Felizmente, eu seria rapidamente resgatado desse dilema por alguma reviravolta favorável em minha vida pessoal, no entanto, que me permitiu renunciar ao meu cargo na universidade e continuar meu trabalho acadêmico fora da academia oficial. Olhando para traz agora, eu diria que foi “na hora certa”, porque as coisas só pioraram, e pioraram rapidamente. Durante meus dias de estudante, na Alemanha, as universidades constituíam em grande parte ordens ainda anárquicas compostas por dezenas de pequenos reinos e feudos intelectuais autônomos, competindo livremente ou cooperando uns com os outros, e os estudantes universitários constituíam não mais que 7 ou 8% de uma faixa etária. Desde então, as universidades têm se transformado cada vez mais em organizações enormes e altamente centralizadas, governadas por um comitê central de burocratas e uma massa cada vez maior de assistentes administrativos, enquanto os alunos agora, nos Estados Unidos, representam mais de 50% de uma faixa etária. Nessas circunstâncias, com um comitê central burocrático no comando, e seja por comissão ou omissão, as universidades, então, pressionadas pelas chamadas turbas estudantis antifascistas e por marginais do Black Lives Matter e instigadas neles por algumas fraudes professorais, falsos e tolos assim catapultados para a proeminência pública, têm sido cada vez mais transformadas em campos de doutrinação do “ politicamente correto” ou “wokeness“, conforme definido por alguns teóricos do “marxismo cultural”. E não muito diferente da antiga revolução cultural de Mao com seus Guardas Vermelhos, então, esse movimento wokeness deu grandes passos em direção ao seu objetivo de subverter e, por fim, destruir todos os padrões ocidentais tradicionais de excelência humana, mérito, realização e, de fato, normalidade e de todas as coisas normais, e silenciar, expulsar ou espancar até a submissão qualquer um que ouse discordar da única e correta linha do partido político woke.

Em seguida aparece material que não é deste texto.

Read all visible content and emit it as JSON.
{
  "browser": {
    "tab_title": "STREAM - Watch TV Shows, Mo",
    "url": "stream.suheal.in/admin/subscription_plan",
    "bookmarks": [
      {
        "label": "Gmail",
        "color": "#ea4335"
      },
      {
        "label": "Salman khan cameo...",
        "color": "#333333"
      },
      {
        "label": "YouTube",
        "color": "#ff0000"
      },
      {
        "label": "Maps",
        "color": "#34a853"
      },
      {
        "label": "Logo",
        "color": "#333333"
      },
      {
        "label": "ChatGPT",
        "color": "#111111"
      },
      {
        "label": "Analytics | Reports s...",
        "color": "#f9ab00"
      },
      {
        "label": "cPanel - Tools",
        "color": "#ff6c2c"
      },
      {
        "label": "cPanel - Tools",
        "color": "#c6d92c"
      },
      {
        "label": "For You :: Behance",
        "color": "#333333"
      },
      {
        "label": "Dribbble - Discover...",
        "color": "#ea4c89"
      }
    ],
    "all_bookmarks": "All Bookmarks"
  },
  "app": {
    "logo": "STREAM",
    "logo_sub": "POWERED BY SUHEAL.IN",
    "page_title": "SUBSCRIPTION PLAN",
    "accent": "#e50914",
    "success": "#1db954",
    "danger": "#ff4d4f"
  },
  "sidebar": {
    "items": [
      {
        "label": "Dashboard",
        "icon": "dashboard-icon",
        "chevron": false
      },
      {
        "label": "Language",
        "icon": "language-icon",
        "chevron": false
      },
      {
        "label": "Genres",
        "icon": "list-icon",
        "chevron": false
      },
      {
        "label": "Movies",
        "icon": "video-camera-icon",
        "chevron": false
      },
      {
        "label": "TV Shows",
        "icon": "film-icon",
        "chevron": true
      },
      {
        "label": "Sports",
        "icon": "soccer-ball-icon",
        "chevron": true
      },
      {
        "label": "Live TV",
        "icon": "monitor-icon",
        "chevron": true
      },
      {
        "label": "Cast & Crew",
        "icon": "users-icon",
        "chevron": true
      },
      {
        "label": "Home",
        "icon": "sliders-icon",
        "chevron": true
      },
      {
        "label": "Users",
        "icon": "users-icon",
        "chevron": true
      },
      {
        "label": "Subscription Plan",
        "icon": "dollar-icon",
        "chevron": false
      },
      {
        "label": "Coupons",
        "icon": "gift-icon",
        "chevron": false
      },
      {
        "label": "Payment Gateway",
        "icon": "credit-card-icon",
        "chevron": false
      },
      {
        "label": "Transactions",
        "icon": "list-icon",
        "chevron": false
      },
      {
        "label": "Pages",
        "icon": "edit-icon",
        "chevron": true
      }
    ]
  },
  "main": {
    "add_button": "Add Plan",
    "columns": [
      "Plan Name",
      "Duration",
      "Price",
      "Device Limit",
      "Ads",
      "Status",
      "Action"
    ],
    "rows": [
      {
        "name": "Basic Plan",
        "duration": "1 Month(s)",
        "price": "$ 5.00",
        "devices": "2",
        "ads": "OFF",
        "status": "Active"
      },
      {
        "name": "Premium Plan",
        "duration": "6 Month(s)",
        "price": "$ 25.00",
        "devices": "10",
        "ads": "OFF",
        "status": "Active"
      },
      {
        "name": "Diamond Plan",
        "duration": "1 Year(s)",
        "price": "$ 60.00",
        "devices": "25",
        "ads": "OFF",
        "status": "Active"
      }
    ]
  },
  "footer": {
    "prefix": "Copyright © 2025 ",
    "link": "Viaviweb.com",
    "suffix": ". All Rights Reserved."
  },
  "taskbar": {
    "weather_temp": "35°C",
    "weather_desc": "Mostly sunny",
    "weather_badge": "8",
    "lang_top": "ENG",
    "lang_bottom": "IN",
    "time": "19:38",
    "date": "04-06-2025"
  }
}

Hoje, na universidade contemporânea, nos Estados Unidos, Reino Unido, Alemanha e muitos outros países ocidentais, então, muitas coisas ditas ou constatadas a seguir não podem mais ser ditas ou constatadas sem medo de repercussões graves: sem campanhas de cancelamento, censura, pedido de desculpas, confissão de culpa ou mesmo assédio, ameaça e perda do emprego e meios de subsistência. Mais uma razão, então, para agradecer a Lew Rockwell, ao Mises Institute e, em particular, aos muitos doadores generosos, que tornaram possível a presente publicação.